What mostly holds up in your thesis 20 years on? What doesn't? What changed?
Francis Fukuyama: The basic point – that liberal democracy is the final form of government – is still basically right. Obviously there are alternatives out there, like the Islamic Republic of Iran or Chinese authoritarianism. But I don't think that all that many people are persuaded these are higher forms of civilization than what exists in Europe, the United States, Japan, or other developed democracies; societies that provide their citizens with a higher level of prosperity and personal freedom.
The issue is not whether liberal democracy is a perfect system, or whether capitalism doesn't have problems. After all, we've been thrown into this huge global recession because of the failure of unregulated markets. The real question is whether any other system of governance has emerged in the last 20 years that challenges this. The answer remains no.
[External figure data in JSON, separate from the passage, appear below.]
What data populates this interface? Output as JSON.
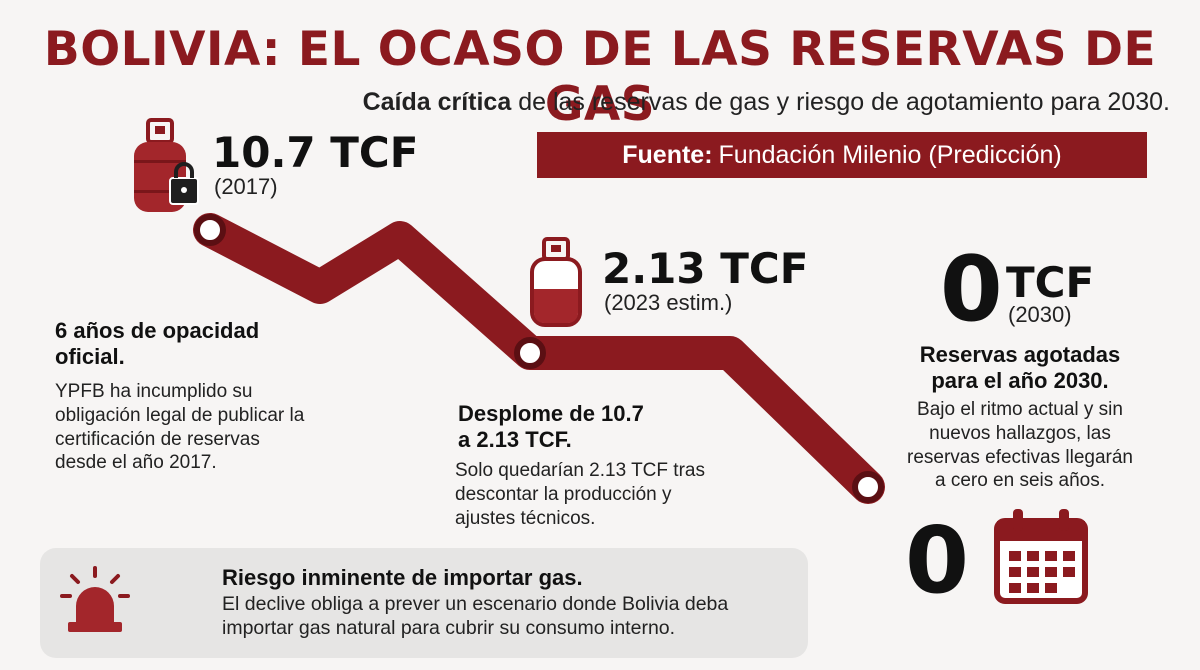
{
  "title": "BOLIVIA: EL OCASO DE LAS RESERVAS DE GAS",
  "subtitle": {
    "bold": "Caída crítica",
    "rest": "de las reservas de gas y riesgo de agotamiento para 2030."
  },
  "source": {
    "label": "Fuente:",
    "value": "Fundación Milenio (Predicción)"
  },
  "points": [
    {
      "value": "10.7 TCF",
      "year": "(2017)"
    },
    {
      "value": "2.13 TCF",
      "year": "(2023 estim.)"
    },
    {
      "value_big": "0",
      "value_unit": "TCF",
      "year": "(2030)"
    }
  ],
  "sections": {
    "opacity": {
      "heading": [
        "6 años de opacidad",
        "oficial."
      ],
      "body": [
        "YPFB ha incumplido su",
        "obligación legal de publicar la",
        "certificación de reservas",
        "desde el año 2017."
      ]
    },
    "drop": {
      "heading": [
        "Desplome de 10.7",
        "a 2.13 TCF."
      ],
      "body": [
        "Solo quedarían 2.13 TCF tras",
        "descontar la producción y",
        "ajustes técnicos."
      ]
    },
    "depleted": {
      "heading": [
        "Reservas agotadas",
        "para el año 2030."
      ],
      "body": [
        "Bajo el ritmo actual y sin",
        "nuevos hallazgos, las",
        "reservas efectivas llegarán",
        "a cero en seis años."
      ]
    },
    "import_risk": {
      "heading": "Riesgo inminente de importar gas.",
      "body": [
        "El declive obliga a prever un escenario donde Bolivia deba",
        "importar gas natural para cubrir su consumo interno."
      ]
    }
  },
  "calendar_zero": "0",
  "icons": [
    "gas-cylinder-lock-icon",
    "gas-cylinder-icon",
    "calendar-icon",
    "alarm-siren-icon"
  ],
  "colors": {
    "accent": "#8b1a1f",
    "background": "#f7f5f4",
    "panel": "#e6e5e4"
  }
}
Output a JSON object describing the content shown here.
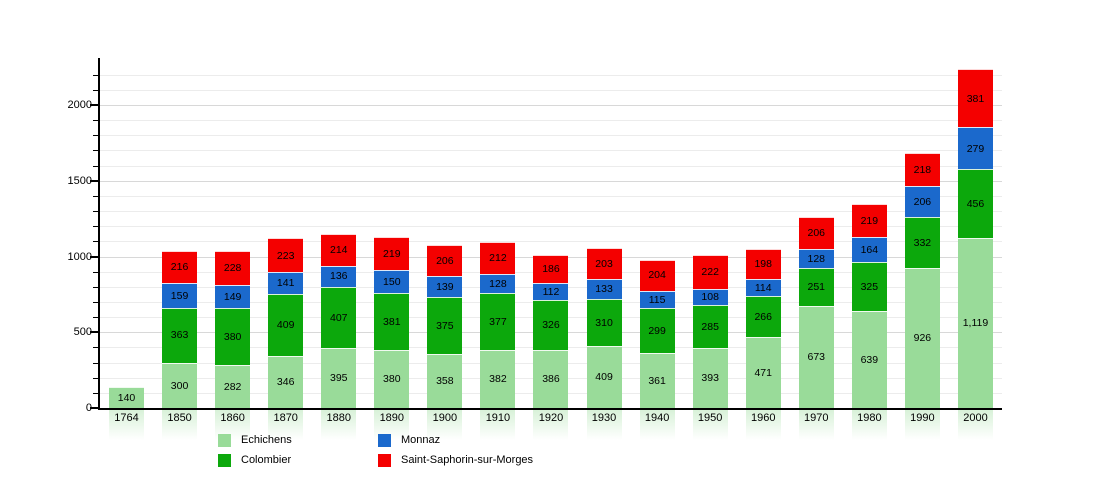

Now, that essay was written in the winter of 1988 or '89 just before the fall of the Berlin Wall. I wrote it then because I thought that the pessimism about civilization that we had developed as a result of the terrible 20th century, with its genocides, gulags, and world wars, was actually not the whole picture at all. In fact, there were a lot of positive trends going on in the world, including the spread of democracy where there had been dictatorship. Sam Huntington called this "the third wave."
It began in southern Europe in the 1970s with Spain and Portugal turning to democracy. Then – and later – you had an ending of virtually all the dictatorships in Latin America, except for Cuba. And then there was the collapse of the Berlin Wall and the opening of Eastern Europe. Beyond that, democracy displaced authoritarian regimes in South Korea and Taiwan. We went from 80 democracies in the early 1970s to 130, or 140, 20 years later.
Of course, this hasn't all held up since then. We see today a kind of democratic recession. There have been reversals in important countries like Russia, where we see the return of a nasty authoritarian system without rule of law, or in Venezuela and some other Latin American countries with populist regimes.
Clearly, that big surge toward democracy went as far as it could. Now there is a backlash against it in some places. But that doesn't mean the larger trend is not still toward democracy.